Los retrató, sin saberlo, Orson Welles en la famosa entrevista donde diferencia a aquellos artistas que ponen el arte por encima de todo, que serían los ejemplos de Dalí o Picasso, pongamos por caso, de aquellos artistas que ponen la amistad por encima de todo. Que serían el caso de Miró o Lorca, y que seguramente por eso son más vulnerables, es decir, más fuertes.
La creación que sale de esta exposición es un duelo de virtuosos que esperan abajo, tomando una copa sucios de pintura, mientras nosotros todavía intentamos atraparlos
La exposición del Miró-Picasso del Museu Picasso es sobre todo una exhibición de caracteres, de dos personalidades, dos cosmogonías no antagónicas (en absoluto) pero sí contrapuestas que muestran más que nunca, con una claridad única y excepcional, la mirada diferente que ya sabíamos que tenían. Los ves dialogando en la infinidad de salas que se han dispuesto, un recorrido verdaderamente imprescindible e irrepetible que nadie debería perderse porque será una vez en la vida, y te imaginas los ojos de Joan regalando el Universo entero a Pablo, como lo regalaba también de vuelta a todo el Universo, mientras Pablo respondía con un tono más masturbatorio, más pagado de sí mismo, más necesidad de marcar huella, mirad lo que sé hacer.

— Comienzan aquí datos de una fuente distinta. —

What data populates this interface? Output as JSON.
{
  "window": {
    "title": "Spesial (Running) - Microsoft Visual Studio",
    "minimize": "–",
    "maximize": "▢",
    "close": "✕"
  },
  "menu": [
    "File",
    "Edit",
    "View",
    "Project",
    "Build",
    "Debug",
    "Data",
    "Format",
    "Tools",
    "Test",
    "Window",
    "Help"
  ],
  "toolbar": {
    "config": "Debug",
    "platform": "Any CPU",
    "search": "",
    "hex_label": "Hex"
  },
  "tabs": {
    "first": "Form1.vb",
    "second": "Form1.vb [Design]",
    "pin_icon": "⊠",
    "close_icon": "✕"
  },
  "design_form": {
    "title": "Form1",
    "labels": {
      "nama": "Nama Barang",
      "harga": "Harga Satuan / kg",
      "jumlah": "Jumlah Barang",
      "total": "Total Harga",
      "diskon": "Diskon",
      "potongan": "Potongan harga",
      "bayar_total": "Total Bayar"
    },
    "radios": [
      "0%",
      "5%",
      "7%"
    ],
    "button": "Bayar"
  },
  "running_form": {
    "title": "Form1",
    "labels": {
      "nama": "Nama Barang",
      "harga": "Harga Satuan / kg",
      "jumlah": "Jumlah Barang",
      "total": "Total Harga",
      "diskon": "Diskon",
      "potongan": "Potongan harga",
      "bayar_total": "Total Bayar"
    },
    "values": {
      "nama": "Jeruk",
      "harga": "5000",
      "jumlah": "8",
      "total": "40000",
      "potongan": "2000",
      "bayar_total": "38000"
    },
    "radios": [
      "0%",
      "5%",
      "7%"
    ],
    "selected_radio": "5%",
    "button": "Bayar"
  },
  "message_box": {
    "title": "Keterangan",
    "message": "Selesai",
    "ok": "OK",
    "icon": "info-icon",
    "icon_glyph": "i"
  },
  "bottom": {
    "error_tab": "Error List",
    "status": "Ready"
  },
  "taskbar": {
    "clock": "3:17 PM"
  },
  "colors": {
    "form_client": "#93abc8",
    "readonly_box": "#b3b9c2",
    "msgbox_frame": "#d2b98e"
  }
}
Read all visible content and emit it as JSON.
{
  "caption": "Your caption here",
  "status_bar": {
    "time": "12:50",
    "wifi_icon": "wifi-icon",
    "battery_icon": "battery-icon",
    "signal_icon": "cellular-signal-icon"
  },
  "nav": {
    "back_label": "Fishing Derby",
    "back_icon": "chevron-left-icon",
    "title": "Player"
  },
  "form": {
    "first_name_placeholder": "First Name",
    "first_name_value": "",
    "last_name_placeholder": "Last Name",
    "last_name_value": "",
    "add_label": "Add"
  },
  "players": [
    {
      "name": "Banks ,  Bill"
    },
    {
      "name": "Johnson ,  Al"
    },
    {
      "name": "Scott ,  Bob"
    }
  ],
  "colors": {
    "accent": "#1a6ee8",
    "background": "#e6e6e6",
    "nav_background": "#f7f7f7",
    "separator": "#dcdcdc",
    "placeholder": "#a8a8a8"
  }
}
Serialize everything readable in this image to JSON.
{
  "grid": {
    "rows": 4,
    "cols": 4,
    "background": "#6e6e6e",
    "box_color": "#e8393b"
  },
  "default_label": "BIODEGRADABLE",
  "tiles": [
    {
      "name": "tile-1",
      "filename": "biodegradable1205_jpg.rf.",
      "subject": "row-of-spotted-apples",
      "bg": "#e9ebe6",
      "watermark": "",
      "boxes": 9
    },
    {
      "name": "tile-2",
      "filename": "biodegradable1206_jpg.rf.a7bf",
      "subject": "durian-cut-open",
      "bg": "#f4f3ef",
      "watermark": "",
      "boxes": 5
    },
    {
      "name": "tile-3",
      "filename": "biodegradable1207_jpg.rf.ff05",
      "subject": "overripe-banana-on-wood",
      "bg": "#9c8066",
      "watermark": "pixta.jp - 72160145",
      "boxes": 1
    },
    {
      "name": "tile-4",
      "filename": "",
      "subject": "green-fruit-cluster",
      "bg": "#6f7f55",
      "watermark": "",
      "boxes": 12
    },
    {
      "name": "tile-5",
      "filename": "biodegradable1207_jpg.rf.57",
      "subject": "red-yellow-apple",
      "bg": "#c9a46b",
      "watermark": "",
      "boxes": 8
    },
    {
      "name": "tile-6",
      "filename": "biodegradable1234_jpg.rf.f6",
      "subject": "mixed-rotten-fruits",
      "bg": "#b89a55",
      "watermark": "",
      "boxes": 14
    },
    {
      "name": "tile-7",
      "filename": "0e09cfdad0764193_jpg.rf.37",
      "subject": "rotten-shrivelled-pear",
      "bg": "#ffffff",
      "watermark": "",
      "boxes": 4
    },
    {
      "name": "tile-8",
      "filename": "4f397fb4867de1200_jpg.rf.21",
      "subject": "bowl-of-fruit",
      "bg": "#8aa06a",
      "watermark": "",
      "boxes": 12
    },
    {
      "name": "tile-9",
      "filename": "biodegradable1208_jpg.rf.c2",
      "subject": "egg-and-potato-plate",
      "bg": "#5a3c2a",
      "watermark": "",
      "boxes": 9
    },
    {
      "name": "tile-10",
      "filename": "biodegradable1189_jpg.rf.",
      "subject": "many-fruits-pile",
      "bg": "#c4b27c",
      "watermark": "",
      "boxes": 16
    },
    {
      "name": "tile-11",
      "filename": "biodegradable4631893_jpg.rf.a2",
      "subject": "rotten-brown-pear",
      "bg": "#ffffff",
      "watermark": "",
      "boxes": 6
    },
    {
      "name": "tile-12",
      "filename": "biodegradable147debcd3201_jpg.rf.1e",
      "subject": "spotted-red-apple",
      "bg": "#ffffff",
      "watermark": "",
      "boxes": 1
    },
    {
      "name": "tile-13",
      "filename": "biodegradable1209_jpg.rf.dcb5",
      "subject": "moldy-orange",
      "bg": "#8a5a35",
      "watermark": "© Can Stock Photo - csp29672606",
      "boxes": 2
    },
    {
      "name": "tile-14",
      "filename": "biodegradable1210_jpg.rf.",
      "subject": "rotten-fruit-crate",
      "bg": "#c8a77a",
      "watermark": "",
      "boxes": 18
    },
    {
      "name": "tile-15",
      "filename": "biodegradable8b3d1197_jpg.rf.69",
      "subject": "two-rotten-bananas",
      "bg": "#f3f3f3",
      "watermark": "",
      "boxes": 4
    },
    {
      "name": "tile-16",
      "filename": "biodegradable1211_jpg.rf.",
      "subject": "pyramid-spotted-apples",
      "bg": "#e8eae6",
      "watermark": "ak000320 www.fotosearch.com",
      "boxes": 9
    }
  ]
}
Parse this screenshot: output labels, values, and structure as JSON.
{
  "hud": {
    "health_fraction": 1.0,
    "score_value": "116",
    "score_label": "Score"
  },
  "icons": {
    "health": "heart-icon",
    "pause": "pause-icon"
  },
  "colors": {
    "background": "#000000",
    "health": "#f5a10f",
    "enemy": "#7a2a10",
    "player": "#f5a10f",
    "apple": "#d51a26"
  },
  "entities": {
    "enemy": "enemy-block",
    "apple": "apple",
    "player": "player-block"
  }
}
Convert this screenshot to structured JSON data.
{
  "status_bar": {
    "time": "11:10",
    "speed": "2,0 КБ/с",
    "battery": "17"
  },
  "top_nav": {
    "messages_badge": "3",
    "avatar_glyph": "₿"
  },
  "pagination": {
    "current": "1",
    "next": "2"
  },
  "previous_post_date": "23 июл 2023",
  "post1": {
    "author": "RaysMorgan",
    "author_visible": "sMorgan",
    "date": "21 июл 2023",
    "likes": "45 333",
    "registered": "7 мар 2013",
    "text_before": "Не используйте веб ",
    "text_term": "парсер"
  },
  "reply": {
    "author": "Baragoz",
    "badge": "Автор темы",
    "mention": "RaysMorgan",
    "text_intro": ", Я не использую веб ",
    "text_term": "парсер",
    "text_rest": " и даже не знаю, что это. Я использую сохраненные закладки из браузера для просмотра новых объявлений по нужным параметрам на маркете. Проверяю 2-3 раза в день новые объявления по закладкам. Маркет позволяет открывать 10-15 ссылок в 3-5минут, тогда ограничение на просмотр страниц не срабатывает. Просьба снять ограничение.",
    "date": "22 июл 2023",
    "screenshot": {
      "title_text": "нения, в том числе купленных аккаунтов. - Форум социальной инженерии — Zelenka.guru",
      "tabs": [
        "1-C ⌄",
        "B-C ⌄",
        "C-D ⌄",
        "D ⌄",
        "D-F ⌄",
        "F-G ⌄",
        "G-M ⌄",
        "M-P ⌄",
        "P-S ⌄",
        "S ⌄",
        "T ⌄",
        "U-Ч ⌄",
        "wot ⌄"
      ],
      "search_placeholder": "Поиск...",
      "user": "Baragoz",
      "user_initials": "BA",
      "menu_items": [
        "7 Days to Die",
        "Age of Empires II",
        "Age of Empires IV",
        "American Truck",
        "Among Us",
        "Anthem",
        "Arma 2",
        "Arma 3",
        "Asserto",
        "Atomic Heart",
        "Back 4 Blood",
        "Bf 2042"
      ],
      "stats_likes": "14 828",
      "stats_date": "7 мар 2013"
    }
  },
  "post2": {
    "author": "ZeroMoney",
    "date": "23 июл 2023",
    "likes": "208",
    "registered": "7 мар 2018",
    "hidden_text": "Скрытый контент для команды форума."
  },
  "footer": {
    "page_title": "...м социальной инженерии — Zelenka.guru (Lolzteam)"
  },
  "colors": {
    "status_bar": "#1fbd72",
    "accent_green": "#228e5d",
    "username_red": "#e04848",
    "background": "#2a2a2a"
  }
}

Se aman, está claro que sí. Y conviven, y se respetan, y se influencian. Las semejanzas entre algunas obras sí que sorprenden, como en la disposición en paralelo de Gran desnudo en un sillón rojo de Picasso y Flama en l’espai i dona nua de Miró, porque demuestran como de vez en cuando dos pinceles se pueden tocar involuntariamente como dos boxeadores en el vestuario. Sobre todo cuando conviven tanto y cuando las obras son de tan fechas tan cercanas, el ambiente de principios de los 30 donde todo parecía tan posible como pintar estas dos obras tan parecidas y tan diferentes, y tan rompedoras ambas.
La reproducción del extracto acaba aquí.